While some functions, such as foldr, can easily be made levity polymorphic in the list element type parameter without requiring separate specialisations (foldl' even in both type params, I think, #15532: Relaxing Levity-Polymorphic Binder Check for Lifted vs Unlifted pointers · Issues · Glasgow Haskell Compiler / GHC · GitLab), in other cases such as map we can’t get around to generating twice the amount of code (or suffer from unknown calls to a dictionary carrying around the implementation of seq (unlifted) / flip const (lifted)). I argue that we’d require opt-in from the user to do so via a change in the type signature (map :: LevPoly l => forall a (b::TYPE (BoxedRep l)). (a -> b) -> [a] -> [b]).

2 Likes

But map has not been compiled with -XStrict, so it won’t evaluate the list cells it returns.

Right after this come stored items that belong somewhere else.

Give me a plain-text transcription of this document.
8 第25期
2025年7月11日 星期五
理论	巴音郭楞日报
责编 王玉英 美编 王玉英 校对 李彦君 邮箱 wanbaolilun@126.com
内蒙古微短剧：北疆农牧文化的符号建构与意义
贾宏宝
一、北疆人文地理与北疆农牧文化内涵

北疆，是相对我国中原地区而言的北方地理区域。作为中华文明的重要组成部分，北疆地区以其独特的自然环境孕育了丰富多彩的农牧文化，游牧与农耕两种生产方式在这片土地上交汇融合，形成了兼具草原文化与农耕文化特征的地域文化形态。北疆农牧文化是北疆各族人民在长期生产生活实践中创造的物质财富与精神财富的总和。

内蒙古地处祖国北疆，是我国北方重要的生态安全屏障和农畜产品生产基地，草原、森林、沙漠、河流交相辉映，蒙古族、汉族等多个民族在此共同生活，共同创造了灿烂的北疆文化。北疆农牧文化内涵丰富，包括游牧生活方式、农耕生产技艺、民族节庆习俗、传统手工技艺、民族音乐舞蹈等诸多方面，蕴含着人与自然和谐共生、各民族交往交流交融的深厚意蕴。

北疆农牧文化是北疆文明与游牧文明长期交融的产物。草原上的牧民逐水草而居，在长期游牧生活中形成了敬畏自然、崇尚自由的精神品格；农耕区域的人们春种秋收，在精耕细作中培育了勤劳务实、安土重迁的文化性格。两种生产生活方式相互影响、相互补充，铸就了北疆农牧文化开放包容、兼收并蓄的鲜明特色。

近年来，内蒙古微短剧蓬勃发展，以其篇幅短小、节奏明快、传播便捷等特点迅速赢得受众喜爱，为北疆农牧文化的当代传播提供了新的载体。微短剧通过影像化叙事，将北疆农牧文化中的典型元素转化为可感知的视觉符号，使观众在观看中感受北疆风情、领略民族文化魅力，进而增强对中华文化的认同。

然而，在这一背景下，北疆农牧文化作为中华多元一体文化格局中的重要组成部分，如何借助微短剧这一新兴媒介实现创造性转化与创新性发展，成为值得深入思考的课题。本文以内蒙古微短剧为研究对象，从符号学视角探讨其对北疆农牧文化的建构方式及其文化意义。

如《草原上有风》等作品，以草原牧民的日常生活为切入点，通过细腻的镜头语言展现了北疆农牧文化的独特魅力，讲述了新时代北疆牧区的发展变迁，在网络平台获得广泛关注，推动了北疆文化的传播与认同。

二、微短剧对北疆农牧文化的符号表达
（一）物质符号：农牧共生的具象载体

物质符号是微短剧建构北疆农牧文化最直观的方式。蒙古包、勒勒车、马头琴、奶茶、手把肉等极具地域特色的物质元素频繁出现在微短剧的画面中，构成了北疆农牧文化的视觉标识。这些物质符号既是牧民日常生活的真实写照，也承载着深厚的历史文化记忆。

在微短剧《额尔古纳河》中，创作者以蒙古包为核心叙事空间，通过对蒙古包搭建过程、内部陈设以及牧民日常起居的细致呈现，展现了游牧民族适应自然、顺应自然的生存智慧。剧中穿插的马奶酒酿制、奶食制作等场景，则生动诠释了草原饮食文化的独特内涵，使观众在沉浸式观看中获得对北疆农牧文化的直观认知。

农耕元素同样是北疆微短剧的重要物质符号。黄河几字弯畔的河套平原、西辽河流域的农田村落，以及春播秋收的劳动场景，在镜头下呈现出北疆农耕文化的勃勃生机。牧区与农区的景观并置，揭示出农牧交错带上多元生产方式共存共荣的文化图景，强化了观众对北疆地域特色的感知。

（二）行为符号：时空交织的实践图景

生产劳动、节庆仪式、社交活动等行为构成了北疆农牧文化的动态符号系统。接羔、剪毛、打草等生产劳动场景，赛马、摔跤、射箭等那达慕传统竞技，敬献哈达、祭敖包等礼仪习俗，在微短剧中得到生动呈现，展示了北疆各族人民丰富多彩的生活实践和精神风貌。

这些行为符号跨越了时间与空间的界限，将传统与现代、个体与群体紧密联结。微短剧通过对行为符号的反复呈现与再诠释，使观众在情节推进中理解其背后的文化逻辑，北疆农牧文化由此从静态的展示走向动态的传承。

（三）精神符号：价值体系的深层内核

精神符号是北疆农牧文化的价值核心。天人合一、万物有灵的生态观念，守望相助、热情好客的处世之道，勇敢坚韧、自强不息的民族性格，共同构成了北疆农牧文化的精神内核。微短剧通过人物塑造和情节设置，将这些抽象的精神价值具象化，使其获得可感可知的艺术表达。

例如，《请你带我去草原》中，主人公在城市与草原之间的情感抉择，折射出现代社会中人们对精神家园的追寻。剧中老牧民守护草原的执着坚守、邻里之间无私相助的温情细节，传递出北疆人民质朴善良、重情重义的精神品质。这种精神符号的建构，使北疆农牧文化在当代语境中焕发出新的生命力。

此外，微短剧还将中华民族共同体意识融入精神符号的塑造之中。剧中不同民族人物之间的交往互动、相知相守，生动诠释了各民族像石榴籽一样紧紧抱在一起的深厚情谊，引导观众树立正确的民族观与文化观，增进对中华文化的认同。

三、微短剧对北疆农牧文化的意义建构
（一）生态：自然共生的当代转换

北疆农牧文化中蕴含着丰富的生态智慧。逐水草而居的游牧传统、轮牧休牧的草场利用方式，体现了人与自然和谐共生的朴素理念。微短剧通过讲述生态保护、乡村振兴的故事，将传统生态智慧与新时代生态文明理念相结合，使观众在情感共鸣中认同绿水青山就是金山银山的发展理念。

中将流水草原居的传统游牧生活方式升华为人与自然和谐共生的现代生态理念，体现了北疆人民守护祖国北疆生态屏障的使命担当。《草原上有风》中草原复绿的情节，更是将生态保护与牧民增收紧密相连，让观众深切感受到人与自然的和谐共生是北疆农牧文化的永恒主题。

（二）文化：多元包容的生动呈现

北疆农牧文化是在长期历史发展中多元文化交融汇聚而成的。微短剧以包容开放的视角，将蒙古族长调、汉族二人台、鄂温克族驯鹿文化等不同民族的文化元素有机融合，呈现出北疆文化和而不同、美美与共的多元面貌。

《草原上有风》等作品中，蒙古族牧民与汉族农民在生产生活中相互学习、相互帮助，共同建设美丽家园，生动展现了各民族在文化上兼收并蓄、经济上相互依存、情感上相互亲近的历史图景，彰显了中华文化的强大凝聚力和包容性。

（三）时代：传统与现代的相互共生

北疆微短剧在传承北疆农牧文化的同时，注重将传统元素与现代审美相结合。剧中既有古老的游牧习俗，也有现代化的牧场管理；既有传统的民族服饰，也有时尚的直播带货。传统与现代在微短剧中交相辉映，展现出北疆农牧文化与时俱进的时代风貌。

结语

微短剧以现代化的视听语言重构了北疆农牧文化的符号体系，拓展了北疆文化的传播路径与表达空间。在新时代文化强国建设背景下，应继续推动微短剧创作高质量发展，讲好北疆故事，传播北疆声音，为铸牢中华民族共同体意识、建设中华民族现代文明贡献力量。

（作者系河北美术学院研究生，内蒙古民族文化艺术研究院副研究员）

It shouldn’t need to - the call to map would be “strictness-lifted” by the implementation implicitly to provide that strict version of map, in a similar fashion to how e.g. the strict Complex a constructor (:+) is really a lazy constructor which has been “strictness-lifted” through the use of extra calls for evaluating its components.


All that to say: […]

…people are being annoyed by “type acrobatics” :

  • Monad, I Love You […] (2022)
    https://www.youtube.com/watch?v=2PxsyWqZ5dI

Wouldn’t that mean every function needs to have 2args versions for each choice of levity downstream? Isn’t proper levity polymorphism support a way more straightforward solution at that point?

…not according to the OP here, and others:


Wouldn’t that mean every function needs to have 2args versions for each choice of levity downstream?

That’s more of a “provide-it-all-now” solution. I’m thinking more “provide-only-as-needed”, where strictness annotations would be expanded as they are encountered by adding the extra calls needed to evaluate (sub)terms.